Pain caused by TMJ is extremely difficult to treat. Sure, some over-the-counter pain relievers can dull the aches, however, unless you address the underlying condition, the pain will never go away. The medication may help you fall asleep, but as soon as its effect wears off, you will wake up and find yourself tossing and turning in your bed, hoping for the pain to go away. Before you know it, the sun is on the horizon.
Then there is a condition called bruxism, characterized by jaw clenching and teeth grinding. Often, this condition is associated with daytime stress, which is called daytime bruxism. However, at nighttime, it’s a common symptom for TMJ disorder, which can definitely impact your sleep. Bruxism happens when the muscles around the jaw exert too much pressure on the teeth, jaw, and joints. Subsequently, teeth grinding exacerbates damage to the teeth and jaw joint. The grinding of the teeth can also make it difficult for a partner to fall and stay asleep.
Signs that TMJ is Affecting Your Sleep
Waking up tired and feeling sluggish throughout the day is a tell-tale sign that the pain in your jaw is depriving you of a good night’s sleep. Other signs that TMJ affects sleep quality include:
- Tension headaches or migraines, especially in the morning
- Ringing in the ears (tinnitus)
- Clicking or popping sound of the jaw
- Difficulty chewing
- Jaw pain, neck pain, and shoulder pain
- Earaches, or pain behind the eyes
How does TMJ cause sleep problems like sleep apnea?
There is also a link between TMJ disorder and sleep apnea. Obstructive sleep apnea (OSA) is a common and widely spread sleep disorder.
Research suggests it affects more than 22 million Americans at any given time. Subsequently, more and more studies show the strong link between sleep apnea and TMJ disorder, suggesting they could occur alongside one another.
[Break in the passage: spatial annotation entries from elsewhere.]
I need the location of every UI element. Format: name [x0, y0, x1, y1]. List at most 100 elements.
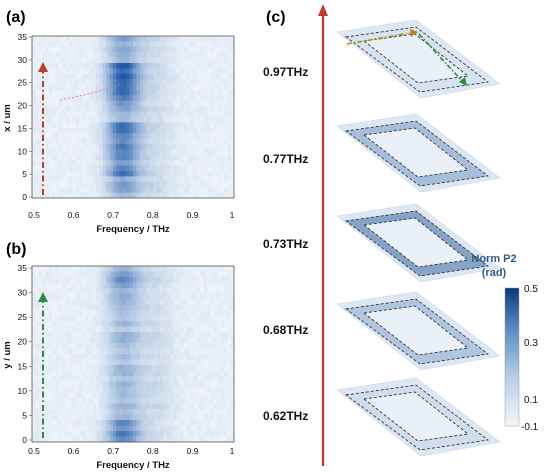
heatmap-cell	[153, 414, 157, 421]
heatmap-cell	[133, 95, 137, 102]
heatmap-cell	[48, 293, 53, 300]
heatmap-cell	[72, 127, 77, 134]
heatmap-cell	[180, 310, 184, 316]
heatmap-cell	[109, 100, 114, 107]
heatmap-cell	[55, 348, 60, 355]
heatmap-cell	[106, 68, 110, 75]
heatmap-cell	[159, 187, 164, 193]
heatmap-cell	[196, 376, 201, 382]
heatmap-cell	[220, 122, 225, 129]
heatmap-cell	[133, 282, 137, 289]
heatmap-cell	[163, 90, 168, 96]
heatmap-cell	[136, 299, 141, 305]
heatmap-cell	[186, 181, 191, 188]
heatmap-cell	[190, 57, 194, 64]
heatmap-cell	[159, 57, 164, 64]
heatmap-cell	[143, 127, 147, 134]
heatmap-cell	[223, 144, 228, 150]
heatmap-cell	[149, 138, 154, 145]
heatmap-cell	[133, 425, 137, 432]
heatmap-cell	[32, 149, 36, 156]
heatmap-cell	[217, 271, 221, 278]
heatmap-cell	[163, 144, 168, 150]
heatmap-cell	[109, 337, 114, 344]
heatmap-cell	[146, 90, 151, 96]
heatmap-cell	[186, 95, 191, 102]
heatmap-cell	[82, 299, 87, 305]
heatmap-cell	[230, 165, 235, 172]
heatmap-cell	[163, 337, 168, 344]
heatmap-cell	[176, 90, 181, 96]
heatmap-cell	[38, 370, 43, 377]
heatmap-cell	[82, 337, 87, 344]
heatmap-cell	[95, 293, 100, 300]
heatmap-cell	[139, 431, 144, 437]
heatmap-cell	[176, 387, 181, 393]
heatmap-cell	[180, 181, 184, 188]
heatmap-cell	[176, 420, 181, 426]
heatmap-cell	[122, 370, 127, 377]
heatmap-cell	[156, 381, 161, 388]
heatmap-cell	[139, 398, 144, 404]
heatmap-cell	[89, 310, 93, 316]
heatmap-cell	[180, 365, 184, 371]
heatmap-cell	[207, 420, 211, 426]
heatmap-cell	[48, 365, 53, 371]
heatmap-cell	[170, 348, 174, 355]
heatmap-cell	[112, 106, 117, 112]
heatmap-cell	[146, 181, 151, 188]
heatmap-cell	[196, 348, 201, 355]
heatmap-cell	[207, 348, 211, 355]
heatmap-cell	[112, 337, 117, 344]
heatmap-cell	[227, 68, 232, 75]
heatmap-cell	[102, 57, 107, 64]
heatmap-cell	[32, 359, 36, 366]
heatmap-cell	[149, 271, 154, 278]
heatmap-cell	[217, 304, 221, 311]
heatmap-cell	[109, 326, 114, 333]
heatmap-cell	[196, 111, 201, 118]
heatmap-cell	[159, 282, 164, 289]
heatmap-cell	[89, 133, 93, 139]
heatmap-cell	[196, 160, 201, 166]
heatmap-cell	[95, 36, 100, 42]
heatmap-cell	[72, 133, 77, 139]
heatmap-cell	[220, 277, 225, 283]
heatmap-cell	[217, 63, 221, 69]
heatmap-cell	[48, 100, 53, 107]
heatmap-cell	[109, 409, 114, 415]
heatmap-cell	[230, 420, 235, 426]
heatmap-cell	[85, 299, 90, 305]
heatmap-cell	[170, 425, 174, 432]
heatmap-cell	[220, 354, 225, 360]
heatmap-cell	[193, 387, 198, 393]
heatmap-cell	[143, 133, 147, 139]
heatmap-cell	[79, 277, 83, 283]
heatmap-cell	[79, 299, 83, 305]
heatmap-cell	[129, 160, 134, 166]
heatmap-cell	[159, 370, 164, 377]
heatmap-cell	[122, 95, 127, 102]
heatmap-cell	[92, 63, 97, 69]
heatmap-cell	[32, 348, 36, 355]
heatmap-cell	[92, 348, 97, 355]
heatmap-cell	[126, 332, 131, 338]
heatmap-cell	[45, 165, 50, 172]
heatmap-cell	[196, 171, 201, 177]
heatmap-cell	[116, 288, 120, 294]
heatmap-cell	[38, 376, 43, 382]
heatmap-cell	[85, 68, 90, 75]
heatmap-cell	[213, 84, 218, 91]
heatmap-cell	[58, 436, 63, 443]
heatmap-cell	[48, 84, 53, 91]
heatmap-cell	[119, 288, 124, 294]
heatmap-cell	[159, 403, 164, 410]
heatmap-cell	[223, 90, 228, 96]
heatmap-cell	[35, 266, 40, 272]
heatmap-cell	[129, 165, 134, 172]
heatmap-cell	[180, 154, 184, 161]
heatmap-cell	[223, 57, 228, 64]
heatmap-cell	[163, 271, 168, 278]
heatmap-cell	[166, 84, 171, 91]
heatmap-cell	[143, 100, 147, 107]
Sleep apnea is characterized by snoring and temporary choking, which happens when the airways are blocked or restricted due to misaligned bite, collapsed airways, etc. When this happens, the instinct of the body is to force the airway to open by pushing the lower jaw forward. This happens multiple times throughout the night, which puts continued stress and tension on the joint, aggravating the TMJ.
Subsequently, those who suffer from OSA also suffer from reduced oxygen intake to the brain during sleep. This affects the quality of sleep, leading to frequent daytime tiredness, memory problems, and other health issues. Loud snoring at night can easily disturb your partner’s sleep.
Sleep deprivation is a serious health risk. If you are not getting enough sleep on a nightly basis, your body will suffer from health problems such as a compromised immune system, digestive problems, stress, mood swings, low energy, and a higher risk of health problems like heart disease, diabetes, and even depression.
Thus, if you often find yourself tired in the morning, even after a full night’s sleep, it’s best to talk to your dentist or doctor. This is true especially if you wake up with a headache and pain. If your sleeping problem is indeed caused by TMJ, getting proper treatment is your ticket to getting a restful sleep at night.